We all know in objective-C that if an object is Autorelease it’s delayed until the end of the current method stack, and in ARC, Normally an Autorelease object is stored in a system-provided AutoreleasePool, and AutoreleasePool drain is used torelease the internally held object. Normally the command line works fine. However, in iOS, AutoReleasePool is released at idle time under Runloop control, which can improve the user experience and avoid stuttering. However, in our scenario, AutoReleasePool is problematic. We rely heavily on the observer calling dealloc and the associated object going to Dealloc. If the system’s AutoReleasePool is delayed, the associated object will not be released until the current object is reclaimed. In this case, __unsafe_unretained access is an invalid address.

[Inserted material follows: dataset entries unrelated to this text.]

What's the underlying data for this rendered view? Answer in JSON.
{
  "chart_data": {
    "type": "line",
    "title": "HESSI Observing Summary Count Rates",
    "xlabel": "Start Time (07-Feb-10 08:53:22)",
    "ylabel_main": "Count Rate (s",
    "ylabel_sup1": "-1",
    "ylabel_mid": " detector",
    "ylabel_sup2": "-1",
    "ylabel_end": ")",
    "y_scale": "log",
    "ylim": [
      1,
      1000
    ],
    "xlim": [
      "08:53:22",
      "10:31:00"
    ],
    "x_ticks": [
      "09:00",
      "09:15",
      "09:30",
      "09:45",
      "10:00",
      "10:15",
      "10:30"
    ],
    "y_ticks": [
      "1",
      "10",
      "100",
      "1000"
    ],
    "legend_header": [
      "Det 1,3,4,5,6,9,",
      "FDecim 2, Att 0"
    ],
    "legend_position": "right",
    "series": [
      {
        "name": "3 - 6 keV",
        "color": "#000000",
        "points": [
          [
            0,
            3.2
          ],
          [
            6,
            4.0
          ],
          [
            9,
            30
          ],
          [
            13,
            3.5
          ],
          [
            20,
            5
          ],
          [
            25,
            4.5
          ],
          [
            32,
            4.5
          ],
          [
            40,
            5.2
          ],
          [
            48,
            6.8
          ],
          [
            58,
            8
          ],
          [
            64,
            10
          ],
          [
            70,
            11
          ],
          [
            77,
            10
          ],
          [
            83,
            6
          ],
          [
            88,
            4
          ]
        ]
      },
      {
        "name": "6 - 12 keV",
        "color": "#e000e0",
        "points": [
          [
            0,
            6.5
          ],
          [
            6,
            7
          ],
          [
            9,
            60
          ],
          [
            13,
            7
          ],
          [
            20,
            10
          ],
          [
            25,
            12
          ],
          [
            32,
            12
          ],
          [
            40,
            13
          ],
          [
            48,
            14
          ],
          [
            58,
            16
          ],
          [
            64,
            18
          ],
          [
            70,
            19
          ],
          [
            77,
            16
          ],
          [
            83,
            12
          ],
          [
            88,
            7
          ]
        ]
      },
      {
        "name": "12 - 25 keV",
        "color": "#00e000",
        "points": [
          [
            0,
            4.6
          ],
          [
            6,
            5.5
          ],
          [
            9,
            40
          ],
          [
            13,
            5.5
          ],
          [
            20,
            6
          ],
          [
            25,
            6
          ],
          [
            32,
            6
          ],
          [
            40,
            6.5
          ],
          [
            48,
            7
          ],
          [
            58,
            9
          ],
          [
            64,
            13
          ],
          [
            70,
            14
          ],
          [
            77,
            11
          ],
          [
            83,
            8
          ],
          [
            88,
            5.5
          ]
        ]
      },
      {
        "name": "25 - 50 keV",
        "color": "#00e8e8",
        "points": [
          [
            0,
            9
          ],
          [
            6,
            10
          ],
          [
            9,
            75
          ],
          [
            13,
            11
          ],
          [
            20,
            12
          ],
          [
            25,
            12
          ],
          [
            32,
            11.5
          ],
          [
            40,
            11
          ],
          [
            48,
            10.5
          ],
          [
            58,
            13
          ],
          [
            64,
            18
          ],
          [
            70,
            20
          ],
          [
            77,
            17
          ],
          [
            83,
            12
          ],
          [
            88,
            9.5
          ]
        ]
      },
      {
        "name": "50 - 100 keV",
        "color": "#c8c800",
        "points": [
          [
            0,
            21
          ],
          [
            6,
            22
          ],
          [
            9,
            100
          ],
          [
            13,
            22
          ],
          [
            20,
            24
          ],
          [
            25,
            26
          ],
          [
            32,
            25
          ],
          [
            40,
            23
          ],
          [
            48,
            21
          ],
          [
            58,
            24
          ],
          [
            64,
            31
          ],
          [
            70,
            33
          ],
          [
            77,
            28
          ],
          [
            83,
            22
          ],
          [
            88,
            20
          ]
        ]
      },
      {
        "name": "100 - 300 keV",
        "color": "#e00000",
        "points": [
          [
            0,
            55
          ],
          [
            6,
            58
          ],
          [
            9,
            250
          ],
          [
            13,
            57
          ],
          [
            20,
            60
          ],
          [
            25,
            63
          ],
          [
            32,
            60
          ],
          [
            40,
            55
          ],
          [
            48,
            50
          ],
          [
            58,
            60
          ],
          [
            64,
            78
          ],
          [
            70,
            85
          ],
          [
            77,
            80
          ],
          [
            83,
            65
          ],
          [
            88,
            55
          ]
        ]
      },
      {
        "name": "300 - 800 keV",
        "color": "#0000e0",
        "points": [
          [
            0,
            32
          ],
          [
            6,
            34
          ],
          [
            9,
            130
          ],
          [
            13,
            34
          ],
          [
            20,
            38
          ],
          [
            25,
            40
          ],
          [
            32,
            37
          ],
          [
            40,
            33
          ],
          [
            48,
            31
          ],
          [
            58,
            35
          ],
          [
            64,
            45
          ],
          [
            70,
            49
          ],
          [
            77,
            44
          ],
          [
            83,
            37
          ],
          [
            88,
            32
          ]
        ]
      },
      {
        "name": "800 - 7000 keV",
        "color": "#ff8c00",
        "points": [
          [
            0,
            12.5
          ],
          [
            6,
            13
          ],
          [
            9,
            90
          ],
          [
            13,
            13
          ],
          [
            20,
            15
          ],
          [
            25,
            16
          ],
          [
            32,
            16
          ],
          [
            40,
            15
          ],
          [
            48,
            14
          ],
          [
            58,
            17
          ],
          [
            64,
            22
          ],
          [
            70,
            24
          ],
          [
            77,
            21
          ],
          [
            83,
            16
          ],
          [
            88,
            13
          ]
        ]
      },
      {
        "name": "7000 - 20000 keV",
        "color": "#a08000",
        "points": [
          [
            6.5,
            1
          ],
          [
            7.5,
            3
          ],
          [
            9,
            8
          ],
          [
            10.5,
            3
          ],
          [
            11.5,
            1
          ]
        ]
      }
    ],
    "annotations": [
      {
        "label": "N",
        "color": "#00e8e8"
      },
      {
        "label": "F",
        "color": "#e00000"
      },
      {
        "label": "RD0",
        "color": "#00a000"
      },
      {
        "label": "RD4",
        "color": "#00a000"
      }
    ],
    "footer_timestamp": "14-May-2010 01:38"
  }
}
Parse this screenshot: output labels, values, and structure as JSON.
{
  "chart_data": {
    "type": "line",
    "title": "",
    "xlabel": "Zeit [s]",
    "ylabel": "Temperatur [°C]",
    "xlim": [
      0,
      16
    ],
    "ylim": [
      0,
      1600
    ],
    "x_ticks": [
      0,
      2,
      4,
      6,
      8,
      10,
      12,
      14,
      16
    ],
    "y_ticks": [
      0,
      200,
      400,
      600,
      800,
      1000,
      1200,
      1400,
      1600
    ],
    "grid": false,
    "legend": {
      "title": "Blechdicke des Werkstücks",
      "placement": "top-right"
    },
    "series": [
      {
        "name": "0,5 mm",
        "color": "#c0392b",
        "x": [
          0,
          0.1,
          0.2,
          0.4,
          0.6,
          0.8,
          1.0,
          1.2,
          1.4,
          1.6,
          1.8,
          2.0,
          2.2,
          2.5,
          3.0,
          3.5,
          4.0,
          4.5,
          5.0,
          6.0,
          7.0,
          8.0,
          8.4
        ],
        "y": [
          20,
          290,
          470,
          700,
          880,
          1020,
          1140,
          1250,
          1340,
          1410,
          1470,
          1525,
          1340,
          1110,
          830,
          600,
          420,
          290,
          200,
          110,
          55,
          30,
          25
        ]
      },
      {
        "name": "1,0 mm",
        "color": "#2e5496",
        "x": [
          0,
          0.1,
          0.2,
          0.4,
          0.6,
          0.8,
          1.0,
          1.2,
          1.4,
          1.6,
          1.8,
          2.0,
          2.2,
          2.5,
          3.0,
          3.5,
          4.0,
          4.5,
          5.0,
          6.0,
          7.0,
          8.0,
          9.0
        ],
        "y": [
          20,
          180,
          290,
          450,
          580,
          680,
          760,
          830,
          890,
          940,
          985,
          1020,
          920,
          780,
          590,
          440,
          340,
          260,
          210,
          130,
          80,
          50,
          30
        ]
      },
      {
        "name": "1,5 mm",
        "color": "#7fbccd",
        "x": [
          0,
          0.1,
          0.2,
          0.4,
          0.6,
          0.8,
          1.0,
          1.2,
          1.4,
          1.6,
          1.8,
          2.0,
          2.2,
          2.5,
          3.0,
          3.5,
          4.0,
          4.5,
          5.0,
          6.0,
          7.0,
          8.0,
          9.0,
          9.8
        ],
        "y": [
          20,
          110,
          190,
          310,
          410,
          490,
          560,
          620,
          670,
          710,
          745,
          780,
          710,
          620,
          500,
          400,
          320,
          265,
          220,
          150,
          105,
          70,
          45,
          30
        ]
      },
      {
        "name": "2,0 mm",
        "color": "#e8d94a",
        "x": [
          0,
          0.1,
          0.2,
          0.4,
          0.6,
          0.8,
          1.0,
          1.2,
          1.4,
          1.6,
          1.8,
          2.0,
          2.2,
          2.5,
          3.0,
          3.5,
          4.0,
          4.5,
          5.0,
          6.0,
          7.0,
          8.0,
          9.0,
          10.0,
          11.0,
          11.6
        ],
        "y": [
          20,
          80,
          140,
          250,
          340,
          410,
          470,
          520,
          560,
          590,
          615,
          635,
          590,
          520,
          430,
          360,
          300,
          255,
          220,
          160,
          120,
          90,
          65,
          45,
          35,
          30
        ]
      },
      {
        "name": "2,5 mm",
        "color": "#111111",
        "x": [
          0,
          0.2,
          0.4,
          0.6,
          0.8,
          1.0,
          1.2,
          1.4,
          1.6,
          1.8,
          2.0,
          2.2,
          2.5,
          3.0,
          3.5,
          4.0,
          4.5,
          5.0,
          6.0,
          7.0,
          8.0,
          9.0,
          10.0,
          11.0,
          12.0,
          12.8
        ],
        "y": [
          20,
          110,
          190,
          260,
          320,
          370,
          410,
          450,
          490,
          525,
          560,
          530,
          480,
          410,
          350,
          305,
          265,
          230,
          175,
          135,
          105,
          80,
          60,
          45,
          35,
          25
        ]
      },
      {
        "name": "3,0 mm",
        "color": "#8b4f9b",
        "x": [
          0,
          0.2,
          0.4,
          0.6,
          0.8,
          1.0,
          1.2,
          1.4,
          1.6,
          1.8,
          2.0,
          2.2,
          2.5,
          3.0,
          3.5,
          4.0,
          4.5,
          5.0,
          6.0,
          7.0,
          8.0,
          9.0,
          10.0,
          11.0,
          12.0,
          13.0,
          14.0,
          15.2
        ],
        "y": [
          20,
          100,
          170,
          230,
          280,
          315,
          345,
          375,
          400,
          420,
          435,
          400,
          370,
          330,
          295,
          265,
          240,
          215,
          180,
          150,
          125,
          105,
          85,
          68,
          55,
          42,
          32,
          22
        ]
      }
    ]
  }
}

We added a custom AutoreleasePool when we added the associated object to ensure that the reference to the associated object was uncomplicated and that the order in which our dependencies were released was correct. Removes the observer correctly.
reference
- JRSwizzle
- RSSwizzle
- Aspect
- Swizzling is a blogger on Objective-C Method
- The sample code
Thank you for friendship
Finally, thanks for correcting my lame text description.